Замечтавшись, я и не заметил, что в палату кто-то вошел. Густые сумерки не дают рассмотреть посетителя.
— Мама, это ты? — всматриваюсь в темный силуэт, который молча приближается к моей кровати…
37
Больничная палата практически полностью погрузилась во тьму. Из незашторенного окна внутрь проникает тусклый свет уличного фонаря, но он падает на вошедшую со спины и не даёт разглядеть лицо. В том, что вошла именно женщина, я не сомневаюсь: тонкая комплекция и плавная походка никак не ассоциируется с мужчиной.

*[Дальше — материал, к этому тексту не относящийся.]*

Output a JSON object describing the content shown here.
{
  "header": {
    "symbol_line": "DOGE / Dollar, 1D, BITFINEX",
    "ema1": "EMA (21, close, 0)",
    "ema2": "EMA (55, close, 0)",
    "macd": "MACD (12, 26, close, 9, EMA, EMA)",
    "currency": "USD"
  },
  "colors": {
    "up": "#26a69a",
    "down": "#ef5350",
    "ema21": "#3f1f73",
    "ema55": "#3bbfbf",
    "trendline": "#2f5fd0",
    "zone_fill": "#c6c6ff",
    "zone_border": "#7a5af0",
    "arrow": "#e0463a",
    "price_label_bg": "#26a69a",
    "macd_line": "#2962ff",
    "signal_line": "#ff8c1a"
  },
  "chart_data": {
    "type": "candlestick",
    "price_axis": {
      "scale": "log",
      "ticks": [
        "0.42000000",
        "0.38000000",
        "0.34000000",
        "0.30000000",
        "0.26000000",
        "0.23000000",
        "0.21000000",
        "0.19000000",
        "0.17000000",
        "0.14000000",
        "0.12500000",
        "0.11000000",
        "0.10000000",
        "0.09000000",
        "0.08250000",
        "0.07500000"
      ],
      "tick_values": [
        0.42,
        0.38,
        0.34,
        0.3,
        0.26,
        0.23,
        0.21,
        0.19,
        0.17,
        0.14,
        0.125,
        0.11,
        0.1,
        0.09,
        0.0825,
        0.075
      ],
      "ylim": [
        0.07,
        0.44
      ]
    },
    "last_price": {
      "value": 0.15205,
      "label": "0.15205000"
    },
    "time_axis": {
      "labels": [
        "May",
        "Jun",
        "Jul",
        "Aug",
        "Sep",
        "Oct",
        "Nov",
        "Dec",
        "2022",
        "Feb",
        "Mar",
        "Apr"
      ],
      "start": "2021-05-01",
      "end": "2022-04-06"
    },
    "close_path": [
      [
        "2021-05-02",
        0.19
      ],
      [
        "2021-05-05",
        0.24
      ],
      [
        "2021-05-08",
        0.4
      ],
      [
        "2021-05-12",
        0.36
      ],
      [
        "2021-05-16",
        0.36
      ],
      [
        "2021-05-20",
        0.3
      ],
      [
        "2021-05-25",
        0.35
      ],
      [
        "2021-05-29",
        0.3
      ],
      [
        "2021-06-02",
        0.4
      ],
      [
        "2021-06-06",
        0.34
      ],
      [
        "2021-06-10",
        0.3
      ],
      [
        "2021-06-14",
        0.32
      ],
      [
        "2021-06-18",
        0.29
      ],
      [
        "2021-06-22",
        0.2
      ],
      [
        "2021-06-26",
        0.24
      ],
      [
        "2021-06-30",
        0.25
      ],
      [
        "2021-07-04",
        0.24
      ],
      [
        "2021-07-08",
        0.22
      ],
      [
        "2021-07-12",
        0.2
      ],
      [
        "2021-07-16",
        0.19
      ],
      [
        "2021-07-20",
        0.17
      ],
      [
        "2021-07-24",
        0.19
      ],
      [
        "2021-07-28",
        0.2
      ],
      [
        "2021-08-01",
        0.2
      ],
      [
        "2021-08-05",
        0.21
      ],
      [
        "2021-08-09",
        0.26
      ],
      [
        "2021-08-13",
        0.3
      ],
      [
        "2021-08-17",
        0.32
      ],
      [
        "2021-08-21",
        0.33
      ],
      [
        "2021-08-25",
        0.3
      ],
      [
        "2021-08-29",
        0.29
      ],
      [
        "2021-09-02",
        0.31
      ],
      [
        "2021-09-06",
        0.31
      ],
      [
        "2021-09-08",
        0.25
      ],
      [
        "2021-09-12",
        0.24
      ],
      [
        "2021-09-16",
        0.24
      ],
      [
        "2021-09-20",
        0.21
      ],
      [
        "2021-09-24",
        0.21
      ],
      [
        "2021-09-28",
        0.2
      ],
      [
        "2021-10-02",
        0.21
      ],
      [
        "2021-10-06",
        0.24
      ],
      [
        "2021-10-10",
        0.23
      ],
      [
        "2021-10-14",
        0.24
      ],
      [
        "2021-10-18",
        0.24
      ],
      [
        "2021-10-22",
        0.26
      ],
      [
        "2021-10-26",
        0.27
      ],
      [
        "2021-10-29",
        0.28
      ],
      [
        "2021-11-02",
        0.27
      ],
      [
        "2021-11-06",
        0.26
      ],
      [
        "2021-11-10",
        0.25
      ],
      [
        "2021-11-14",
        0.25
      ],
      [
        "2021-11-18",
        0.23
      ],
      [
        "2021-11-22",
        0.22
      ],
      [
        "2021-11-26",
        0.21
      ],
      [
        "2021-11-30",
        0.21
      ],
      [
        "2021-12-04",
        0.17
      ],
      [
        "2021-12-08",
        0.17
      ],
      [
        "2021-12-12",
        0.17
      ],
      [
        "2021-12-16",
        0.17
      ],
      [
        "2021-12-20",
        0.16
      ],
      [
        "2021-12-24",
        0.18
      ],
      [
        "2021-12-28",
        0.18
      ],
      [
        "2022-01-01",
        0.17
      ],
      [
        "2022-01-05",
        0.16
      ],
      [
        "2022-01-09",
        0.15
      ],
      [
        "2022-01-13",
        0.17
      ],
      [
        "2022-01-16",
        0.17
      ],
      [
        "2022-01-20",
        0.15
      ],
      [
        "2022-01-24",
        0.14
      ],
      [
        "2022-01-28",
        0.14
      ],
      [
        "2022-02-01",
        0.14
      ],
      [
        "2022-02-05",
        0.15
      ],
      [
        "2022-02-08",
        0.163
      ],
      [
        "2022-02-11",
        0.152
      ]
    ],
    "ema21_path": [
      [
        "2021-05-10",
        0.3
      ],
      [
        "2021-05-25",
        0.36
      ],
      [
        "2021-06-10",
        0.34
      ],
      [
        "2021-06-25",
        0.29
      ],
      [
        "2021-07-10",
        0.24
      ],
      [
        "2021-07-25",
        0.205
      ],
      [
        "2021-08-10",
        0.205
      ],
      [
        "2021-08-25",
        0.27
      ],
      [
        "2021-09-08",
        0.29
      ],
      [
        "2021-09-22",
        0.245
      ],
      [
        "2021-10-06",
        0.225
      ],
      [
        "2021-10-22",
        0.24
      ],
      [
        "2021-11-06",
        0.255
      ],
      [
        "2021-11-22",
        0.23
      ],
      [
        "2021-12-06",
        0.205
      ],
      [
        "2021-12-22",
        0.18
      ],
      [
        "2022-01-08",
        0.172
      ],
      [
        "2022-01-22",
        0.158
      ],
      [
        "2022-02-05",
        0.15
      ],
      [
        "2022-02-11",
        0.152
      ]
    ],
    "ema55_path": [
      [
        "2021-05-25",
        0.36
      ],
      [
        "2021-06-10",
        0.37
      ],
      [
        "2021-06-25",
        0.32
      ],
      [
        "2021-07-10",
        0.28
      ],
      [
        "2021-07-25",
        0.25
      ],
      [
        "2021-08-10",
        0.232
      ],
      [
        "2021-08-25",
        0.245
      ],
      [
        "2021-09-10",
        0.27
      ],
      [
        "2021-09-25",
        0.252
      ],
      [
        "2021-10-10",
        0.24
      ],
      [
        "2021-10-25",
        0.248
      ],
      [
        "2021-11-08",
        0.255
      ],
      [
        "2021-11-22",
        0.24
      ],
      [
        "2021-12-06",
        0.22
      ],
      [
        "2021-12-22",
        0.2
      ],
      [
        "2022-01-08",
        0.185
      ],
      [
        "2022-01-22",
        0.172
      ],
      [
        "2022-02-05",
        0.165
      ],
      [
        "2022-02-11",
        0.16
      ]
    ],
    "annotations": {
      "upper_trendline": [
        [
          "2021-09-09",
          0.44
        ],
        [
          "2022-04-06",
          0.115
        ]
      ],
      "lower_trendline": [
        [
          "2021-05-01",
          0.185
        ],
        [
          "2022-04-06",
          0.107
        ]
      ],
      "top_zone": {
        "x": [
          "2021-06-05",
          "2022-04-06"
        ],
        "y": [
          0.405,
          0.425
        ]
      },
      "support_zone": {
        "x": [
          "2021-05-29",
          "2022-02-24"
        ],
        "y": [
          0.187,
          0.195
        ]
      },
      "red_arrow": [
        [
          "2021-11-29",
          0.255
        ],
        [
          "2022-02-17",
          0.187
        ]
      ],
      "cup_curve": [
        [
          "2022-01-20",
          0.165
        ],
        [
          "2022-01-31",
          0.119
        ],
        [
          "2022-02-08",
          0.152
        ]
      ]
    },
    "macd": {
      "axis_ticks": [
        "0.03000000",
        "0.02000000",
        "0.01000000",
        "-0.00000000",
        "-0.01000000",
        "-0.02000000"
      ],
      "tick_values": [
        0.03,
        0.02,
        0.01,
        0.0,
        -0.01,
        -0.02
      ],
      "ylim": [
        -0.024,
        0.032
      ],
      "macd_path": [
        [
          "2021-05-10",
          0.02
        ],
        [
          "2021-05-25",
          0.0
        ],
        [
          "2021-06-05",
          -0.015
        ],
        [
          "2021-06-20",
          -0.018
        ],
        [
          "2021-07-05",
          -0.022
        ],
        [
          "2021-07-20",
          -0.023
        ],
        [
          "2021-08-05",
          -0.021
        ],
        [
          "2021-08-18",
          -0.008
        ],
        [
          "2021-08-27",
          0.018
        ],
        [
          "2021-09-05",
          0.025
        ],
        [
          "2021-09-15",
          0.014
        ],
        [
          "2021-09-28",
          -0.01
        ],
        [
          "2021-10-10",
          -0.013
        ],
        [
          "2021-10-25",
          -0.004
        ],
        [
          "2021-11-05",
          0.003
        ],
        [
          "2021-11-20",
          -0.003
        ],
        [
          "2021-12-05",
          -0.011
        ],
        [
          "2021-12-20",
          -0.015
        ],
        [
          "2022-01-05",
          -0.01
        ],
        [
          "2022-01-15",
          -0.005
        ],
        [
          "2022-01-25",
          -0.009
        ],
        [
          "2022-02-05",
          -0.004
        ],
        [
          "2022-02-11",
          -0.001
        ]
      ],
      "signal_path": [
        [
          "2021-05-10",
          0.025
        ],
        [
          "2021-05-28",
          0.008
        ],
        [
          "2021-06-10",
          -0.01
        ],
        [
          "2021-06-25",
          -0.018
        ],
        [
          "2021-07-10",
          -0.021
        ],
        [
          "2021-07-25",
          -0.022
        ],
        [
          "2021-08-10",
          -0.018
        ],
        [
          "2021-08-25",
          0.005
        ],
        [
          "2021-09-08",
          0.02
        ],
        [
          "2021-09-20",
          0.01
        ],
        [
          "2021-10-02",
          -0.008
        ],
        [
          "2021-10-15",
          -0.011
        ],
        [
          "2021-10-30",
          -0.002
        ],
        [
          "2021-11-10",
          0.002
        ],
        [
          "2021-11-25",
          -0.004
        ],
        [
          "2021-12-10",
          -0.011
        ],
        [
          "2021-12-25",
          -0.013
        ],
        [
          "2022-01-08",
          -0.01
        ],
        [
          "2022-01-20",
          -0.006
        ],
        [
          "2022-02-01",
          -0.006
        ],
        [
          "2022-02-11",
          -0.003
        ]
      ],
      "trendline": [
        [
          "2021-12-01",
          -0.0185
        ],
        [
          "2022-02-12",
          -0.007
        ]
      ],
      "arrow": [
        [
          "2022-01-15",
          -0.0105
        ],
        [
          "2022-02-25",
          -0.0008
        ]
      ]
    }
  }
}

— Каринэ? — зачем-то называю имя сестры, хотя на языке крутится совсем другое имя, которое я пока не решаюсь назвать. Боюсь? Да, но скорее того, что это может быть не она…
— Привет, — слышу знакомый голос и чуть не подскакиваю на кровати. Многочисленные повреждения препятствуют перемене положения тела даже на считанные сантиметры.
— Асья… Ты пришла?
— Я не могла не прийти…
Стараюсь рассмотреть её лицо, но ничего не выходит — противный свет в окне будто стал ярче и слепит меня, оставляя облик напротив в черной неизвестности.
— У меня завтра операция…
— Я знаю, — отвечает мгновенно, предупреждая и будто обрубая дальнейшие мои сомнения насчет её исхода. — Всё будет хорошо.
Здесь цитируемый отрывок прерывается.